The limited mechanical properties of pure Zn, such as its low strength and ductility, hinder its application as a material for biodegradable implants. Addressing this challenge, the current study focuses on the development of biodegradable Zn-based alloys, employing innovative alloy design and processing strategies. Here, alloys with compositions ranging from 0.02 to 0.10 weight percent (wt.%) Cu, 1.22 to 1.80 wt.% Ti, and 0.04 to 0.06 wt.% Mo were produced utilizing a high-throughput gradient continuous casting process. This study highlights three specific alloys: Zn-1.82Cu-0.10Ti-0.05Mo (HR8), Zn-0.08Cu-1.86Ti-0Mo (HR7), and Zn-1.26Cu-0.13Ti-0.06Mo (HR6), which were extensively evaluated for their microstructure, mechanical properties, electrochemical performance, potential as bioimplants, and cytotoxicity.
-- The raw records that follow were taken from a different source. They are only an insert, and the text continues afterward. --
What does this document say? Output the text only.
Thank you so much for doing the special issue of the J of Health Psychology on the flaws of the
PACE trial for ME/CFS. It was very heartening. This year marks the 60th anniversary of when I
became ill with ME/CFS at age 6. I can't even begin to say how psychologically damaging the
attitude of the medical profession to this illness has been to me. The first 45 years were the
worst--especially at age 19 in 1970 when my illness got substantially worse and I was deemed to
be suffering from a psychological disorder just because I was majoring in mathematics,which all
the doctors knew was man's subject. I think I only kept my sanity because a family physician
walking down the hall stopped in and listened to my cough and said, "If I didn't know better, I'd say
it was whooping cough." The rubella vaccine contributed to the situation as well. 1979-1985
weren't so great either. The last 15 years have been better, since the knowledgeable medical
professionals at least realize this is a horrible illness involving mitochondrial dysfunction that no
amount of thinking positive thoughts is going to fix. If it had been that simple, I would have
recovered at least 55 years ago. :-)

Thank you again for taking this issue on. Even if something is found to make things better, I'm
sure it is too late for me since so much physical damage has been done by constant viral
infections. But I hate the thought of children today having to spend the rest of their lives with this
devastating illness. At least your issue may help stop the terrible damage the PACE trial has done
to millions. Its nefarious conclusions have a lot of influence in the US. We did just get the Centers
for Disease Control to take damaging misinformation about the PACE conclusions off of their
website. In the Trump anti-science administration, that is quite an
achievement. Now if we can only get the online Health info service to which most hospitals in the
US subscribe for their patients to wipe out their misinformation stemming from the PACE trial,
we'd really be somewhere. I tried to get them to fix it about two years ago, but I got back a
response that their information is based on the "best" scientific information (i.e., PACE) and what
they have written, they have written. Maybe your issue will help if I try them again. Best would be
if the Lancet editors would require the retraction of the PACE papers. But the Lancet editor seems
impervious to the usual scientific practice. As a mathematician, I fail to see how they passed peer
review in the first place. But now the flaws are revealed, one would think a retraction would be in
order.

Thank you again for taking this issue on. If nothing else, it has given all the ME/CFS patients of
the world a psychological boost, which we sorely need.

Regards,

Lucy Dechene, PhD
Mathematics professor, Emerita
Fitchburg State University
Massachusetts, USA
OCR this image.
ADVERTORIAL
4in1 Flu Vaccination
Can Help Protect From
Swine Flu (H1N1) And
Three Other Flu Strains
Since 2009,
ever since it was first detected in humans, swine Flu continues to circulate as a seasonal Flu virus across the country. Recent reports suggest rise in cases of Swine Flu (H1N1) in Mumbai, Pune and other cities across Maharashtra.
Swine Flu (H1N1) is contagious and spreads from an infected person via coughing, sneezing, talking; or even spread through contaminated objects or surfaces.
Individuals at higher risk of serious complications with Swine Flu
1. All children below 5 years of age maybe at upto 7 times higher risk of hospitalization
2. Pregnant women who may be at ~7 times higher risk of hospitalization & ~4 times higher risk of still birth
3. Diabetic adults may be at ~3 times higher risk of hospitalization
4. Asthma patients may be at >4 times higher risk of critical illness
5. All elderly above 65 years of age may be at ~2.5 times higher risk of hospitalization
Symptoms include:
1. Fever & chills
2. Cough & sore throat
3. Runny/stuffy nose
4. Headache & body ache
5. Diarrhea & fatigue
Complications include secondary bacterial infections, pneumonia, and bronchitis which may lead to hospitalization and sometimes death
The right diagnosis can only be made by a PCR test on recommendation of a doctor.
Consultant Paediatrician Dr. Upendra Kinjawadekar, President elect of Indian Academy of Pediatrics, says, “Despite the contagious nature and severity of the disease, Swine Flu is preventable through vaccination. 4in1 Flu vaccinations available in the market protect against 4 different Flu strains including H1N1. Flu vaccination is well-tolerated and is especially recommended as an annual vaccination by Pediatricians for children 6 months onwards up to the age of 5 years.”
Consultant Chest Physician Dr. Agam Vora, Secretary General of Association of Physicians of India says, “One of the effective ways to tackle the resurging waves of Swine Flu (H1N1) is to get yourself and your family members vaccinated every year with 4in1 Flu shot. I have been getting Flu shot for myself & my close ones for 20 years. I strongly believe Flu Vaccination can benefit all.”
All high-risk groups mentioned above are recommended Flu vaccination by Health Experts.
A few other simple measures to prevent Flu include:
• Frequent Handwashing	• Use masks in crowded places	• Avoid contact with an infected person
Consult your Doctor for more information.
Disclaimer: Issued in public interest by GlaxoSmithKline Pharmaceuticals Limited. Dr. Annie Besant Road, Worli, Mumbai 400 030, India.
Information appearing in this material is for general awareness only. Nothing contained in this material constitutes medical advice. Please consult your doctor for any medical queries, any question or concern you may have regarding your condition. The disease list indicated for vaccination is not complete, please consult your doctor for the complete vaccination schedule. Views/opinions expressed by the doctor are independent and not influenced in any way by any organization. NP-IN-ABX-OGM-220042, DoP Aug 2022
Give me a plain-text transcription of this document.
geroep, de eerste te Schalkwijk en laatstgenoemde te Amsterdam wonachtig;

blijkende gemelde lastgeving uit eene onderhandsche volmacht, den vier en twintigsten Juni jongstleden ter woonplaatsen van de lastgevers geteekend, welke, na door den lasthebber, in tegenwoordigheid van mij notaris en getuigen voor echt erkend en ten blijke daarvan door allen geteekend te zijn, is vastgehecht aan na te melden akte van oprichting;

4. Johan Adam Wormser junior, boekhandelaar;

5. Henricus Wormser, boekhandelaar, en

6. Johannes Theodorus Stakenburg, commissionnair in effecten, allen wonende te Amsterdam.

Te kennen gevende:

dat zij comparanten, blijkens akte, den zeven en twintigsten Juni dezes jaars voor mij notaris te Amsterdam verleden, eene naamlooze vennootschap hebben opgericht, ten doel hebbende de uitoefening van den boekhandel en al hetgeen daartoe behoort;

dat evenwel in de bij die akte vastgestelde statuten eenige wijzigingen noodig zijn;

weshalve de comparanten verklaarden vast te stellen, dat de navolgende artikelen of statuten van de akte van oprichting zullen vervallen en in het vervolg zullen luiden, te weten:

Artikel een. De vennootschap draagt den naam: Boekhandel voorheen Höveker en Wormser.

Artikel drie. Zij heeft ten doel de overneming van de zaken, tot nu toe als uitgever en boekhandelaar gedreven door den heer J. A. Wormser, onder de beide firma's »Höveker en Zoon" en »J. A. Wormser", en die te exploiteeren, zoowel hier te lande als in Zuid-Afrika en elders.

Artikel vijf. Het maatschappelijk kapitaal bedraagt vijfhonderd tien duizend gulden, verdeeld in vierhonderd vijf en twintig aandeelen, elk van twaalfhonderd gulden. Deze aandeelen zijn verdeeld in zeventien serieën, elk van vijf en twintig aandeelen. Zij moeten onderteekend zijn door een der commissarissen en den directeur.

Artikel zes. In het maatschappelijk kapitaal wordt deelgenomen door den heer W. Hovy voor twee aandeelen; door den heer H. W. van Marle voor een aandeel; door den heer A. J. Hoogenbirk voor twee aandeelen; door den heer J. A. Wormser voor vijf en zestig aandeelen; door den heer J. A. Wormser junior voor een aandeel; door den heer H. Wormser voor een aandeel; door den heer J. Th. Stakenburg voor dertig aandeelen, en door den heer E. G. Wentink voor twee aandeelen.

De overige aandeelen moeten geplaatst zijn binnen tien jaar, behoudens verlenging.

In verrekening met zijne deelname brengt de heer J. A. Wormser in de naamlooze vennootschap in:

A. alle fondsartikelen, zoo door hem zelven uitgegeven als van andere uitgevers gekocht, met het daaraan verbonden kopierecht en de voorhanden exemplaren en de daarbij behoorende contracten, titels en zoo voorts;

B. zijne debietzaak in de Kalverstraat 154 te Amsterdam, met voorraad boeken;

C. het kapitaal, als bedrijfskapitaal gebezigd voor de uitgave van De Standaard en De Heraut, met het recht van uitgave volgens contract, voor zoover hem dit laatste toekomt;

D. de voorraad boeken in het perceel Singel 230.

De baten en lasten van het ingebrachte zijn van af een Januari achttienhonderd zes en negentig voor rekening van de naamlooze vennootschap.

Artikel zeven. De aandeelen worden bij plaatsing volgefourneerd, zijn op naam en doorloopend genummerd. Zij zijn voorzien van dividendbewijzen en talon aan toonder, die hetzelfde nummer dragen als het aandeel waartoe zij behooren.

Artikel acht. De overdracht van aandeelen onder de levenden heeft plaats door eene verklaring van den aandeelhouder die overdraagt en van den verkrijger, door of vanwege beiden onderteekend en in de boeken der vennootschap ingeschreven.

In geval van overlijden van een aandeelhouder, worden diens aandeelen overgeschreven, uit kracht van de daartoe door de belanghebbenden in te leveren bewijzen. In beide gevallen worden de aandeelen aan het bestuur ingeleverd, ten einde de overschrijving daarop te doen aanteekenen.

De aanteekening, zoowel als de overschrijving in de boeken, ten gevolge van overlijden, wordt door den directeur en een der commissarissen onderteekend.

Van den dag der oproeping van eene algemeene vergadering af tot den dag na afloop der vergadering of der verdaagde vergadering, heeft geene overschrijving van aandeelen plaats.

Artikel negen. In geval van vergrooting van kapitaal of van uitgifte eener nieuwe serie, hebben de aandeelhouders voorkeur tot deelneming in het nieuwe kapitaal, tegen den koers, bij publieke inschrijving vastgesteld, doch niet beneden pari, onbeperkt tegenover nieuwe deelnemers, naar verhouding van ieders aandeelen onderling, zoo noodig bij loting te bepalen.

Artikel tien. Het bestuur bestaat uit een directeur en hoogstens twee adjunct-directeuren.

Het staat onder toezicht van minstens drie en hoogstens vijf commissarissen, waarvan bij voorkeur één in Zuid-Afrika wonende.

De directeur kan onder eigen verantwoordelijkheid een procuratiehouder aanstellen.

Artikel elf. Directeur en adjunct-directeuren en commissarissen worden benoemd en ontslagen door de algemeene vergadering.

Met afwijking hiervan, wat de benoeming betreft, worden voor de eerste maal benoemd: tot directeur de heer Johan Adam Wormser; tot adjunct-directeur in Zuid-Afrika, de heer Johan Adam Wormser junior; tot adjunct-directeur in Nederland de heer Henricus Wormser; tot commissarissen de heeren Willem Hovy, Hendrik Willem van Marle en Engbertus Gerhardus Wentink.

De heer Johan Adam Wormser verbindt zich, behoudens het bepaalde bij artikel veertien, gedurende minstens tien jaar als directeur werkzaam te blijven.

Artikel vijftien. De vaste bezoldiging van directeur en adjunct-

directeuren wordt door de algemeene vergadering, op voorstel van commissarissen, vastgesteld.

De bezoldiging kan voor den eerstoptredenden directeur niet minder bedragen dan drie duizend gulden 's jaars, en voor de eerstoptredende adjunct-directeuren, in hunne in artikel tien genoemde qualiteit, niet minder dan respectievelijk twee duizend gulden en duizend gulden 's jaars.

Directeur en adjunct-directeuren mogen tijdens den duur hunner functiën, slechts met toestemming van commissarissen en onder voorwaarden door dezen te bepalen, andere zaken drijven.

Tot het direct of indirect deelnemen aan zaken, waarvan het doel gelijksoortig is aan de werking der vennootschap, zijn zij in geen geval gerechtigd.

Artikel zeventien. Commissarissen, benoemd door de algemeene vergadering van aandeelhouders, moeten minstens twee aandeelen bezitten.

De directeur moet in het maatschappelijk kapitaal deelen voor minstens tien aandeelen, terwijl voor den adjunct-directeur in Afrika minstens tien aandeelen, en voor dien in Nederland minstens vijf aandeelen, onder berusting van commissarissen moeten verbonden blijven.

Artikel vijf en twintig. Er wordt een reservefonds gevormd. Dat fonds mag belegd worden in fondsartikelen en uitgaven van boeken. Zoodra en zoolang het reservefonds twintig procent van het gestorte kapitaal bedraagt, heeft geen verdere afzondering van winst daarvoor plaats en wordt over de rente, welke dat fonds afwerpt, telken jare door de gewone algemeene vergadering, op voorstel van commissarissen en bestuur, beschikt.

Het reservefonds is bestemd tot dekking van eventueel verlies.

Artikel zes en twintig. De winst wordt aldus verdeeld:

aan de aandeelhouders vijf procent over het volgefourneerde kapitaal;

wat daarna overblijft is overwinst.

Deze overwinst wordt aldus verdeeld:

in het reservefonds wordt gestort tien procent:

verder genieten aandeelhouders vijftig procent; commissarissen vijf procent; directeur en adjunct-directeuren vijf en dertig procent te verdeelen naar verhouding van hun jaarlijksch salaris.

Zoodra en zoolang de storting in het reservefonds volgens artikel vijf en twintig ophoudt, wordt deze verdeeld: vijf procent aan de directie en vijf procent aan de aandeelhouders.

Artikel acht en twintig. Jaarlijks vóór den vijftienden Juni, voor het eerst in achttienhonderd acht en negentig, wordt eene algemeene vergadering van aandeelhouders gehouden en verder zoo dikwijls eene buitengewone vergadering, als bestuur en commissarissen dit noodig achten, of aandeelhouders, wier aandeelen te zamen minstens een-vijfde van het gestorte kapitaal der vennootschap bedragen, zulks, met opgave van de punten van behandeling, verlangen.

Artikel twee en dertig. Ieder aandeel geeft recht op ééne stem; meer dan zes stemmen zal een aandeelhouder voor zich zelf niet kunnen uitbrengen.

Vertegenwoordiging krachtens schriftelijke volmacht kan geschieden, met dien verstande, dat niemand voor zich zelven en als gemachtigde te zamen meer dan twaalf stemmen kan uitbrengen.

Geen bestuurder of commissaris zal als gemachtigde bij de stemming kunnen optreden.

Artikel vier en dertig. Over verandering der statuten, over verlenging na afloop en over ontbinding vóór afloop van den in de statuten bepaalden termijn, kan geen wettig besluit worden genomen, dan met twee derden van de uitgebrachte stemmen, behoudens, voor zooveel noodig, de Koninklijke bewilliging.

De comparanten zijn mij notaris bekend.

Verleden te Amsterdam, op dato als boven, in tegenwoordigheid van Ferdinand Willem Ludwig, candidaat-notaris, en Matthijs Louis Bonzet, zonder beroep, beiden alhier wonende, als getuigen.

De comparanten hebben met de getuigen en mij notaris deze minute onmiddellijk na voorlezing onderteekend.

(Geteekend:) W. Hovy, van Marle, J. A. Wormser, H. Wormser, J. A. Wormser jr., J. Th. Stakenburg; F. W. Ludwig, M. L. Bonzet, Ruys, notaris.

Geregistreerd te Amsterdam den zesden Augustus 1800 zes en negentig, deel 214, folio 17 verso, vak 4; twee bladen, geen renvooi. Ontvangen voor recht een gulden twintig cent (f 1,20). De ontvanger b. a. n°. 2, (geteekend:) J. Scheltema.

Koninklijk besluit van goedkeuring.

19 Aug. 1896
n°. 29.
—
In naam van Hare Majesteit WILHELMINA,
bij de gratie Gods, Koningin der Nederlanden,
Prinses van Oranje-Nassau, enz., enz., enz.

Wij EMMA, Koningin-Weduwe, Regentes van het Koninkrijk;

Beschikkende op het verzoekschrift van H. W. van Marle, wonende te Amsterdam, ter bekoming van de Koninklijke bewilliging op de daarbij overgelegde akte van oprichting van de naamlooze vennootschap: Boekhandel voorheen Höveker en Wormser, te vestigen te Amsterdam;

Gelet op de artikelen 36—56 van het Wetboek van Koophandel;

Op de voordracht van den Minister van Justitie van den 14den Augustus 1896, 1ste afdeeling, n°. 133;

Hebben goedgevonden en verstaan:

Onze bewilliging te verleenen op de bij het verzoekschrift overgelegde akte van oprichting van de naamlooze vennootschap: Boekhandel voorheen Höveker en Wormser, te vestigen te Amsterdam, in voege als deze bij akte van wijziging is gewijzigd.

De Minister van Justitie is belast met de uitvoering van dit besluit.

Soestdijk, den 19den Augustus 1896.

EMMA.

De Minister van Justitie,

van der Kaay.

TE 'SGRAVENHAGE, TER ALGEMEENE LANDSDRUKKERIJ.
These alloys were found to exhibit enhanced mechanical strength, optimal degradation rates, and superior biocompatibility, evidenced by in-vivo experiments with SD rats, positioning them as promising candidates for medical implants. This research not only introduces a significant advancement in biodegradable alloy development but also proposes an efficient method for their production, marking a pivotal step forward in biomedical engineering. Statement of Significance The limited mechanical properties of pure Zn have hindered its application in biodegradable implants. Our research primarily focuses on the alloy design and process strategies of biodegradable Zn-based alloys. We explore the Zn-Cux-Tix-Mox alloys. This study introduces a high-throughput experimental approach for efficient screening of multi-component alloy systems with optimal properties. The Zn-Cux-Tix-Mox alloys were designed and processed through gradient continuous casting, followed by homogenization and hot rolling. Our findings indicate that the Zn-1.82Cu-0.10Ti-0.05Mo alloy demonstrates superior tensile, mechanical, and corrosion properties post hot rolling. The study suggests that Zn-0.13Cu-1.26Ti-0.06Mo, Zn-0.08Cu-1.86Ti-0Mo, and Zn-1.82Cu-0.10Ti-0.05Mo alloys hold significant potential as biodegradable materials.